Cross-Cloud Transfer Learning for AI Training Capacity Forecasting under Workload and Topology Distribution Shift

Shilu He; Xiaohan Chang; Eddin Sun

doi:10.69987/JACS.2024.40108

Authors

Shilu He Mathematics, UW-Madison, WI, USA Author
Xiaohan Chang Computer Science, University of Connecticut, CT, USA Author
Eddin Sun Data Science, Columbia University, NY, USA Author

DOI:

https://doi.org/10.69987/JACS.2024.40108

Keywords:

AI training traces, GPU capacity forecasting, transfer learning, domain adaptation, distribution shift, cloud resource management, topology-aware scheduling, spot GPU workloads, inference serving

Abstract

AI cloud operators plan GPU capacity with traces that age quickly as training, inference, and opportunistic spot workloads change their resource mix and topology constraints. This paper presents a reproducible cross-domain study of six-hour GPU capacity forecasting using Alibaba Lingjun 2023 training jobs as the source domain and two newer Alibaba GPU traces as target domains: a 2025 GPU-disaggregated DLRM inference trace and a 2026 spot-GPU job trace. The experiment uses the released CSV files and reports only measured values. It parses Lingjun job, worker, and Clos topology records; normalizes inference instances and spot-GPU jobs into the same interval representation; aggregates one-hour windows; and forecasts active GPU demand six hours ahead. We compare source-only transfer, target-only few-shot learning, pooled few-shot transfer, residual adaptation, importance weighting, CORAL feature alignment, and domain-adversarial neural training.
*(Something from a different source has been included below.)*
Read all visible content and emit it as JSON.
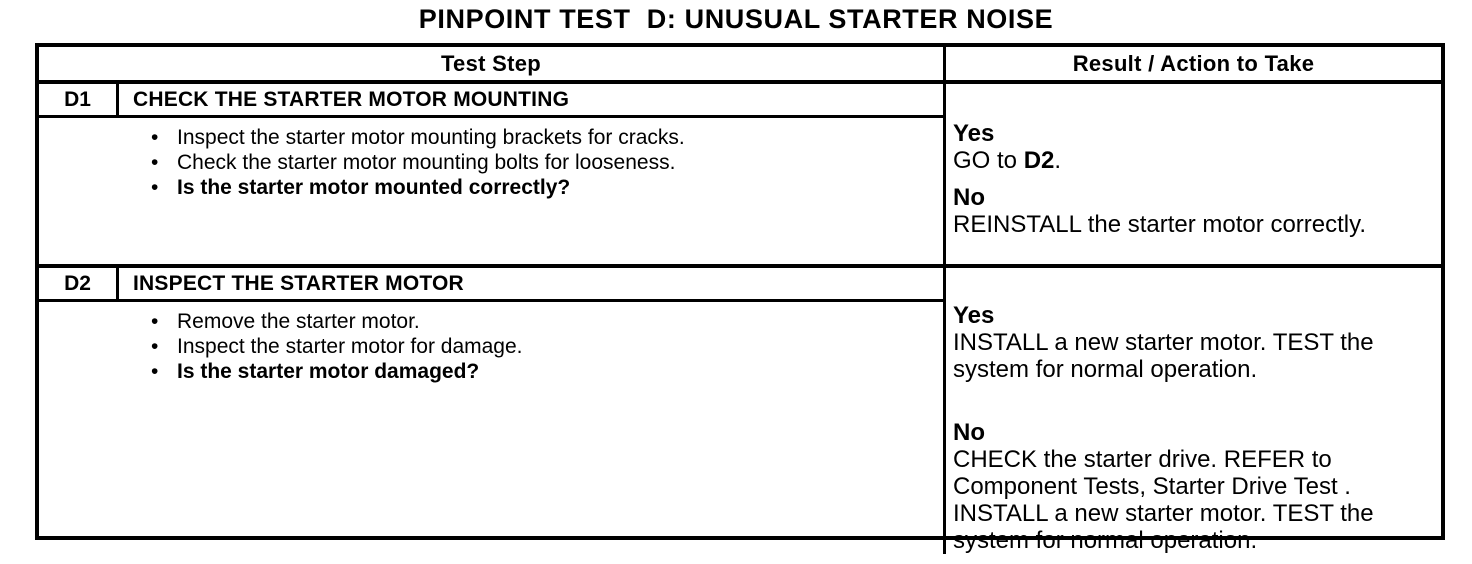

The measured drift is large: a logistic domain classifier separates source from each target with AUC 1.00, and the largest standardized feature shifts come from RDMA/topology proxies for the 2025 inference target and high-priority/spot mix plus GPU-model capacity proxies for the 2026 target. Source-only transfer exhibits negative transfer on 99.5% of 2025 inference test windows and 63.2% of 2026 spot-GPU windows against the target few-shot reference. Pooled few-shot transfer is the best 2026 method, reducing MAE from 811.36 GPUs for source-only ExtraTrees to 491.44 GPUs. For the long-running 2025 inference target, six-hour persistence is best with MAE 22.85 GPUs, while pooled transfer remains close at 40.12 GPUs. The results show that transfer learning is useful only when target support windows anchor the workload and topology shift.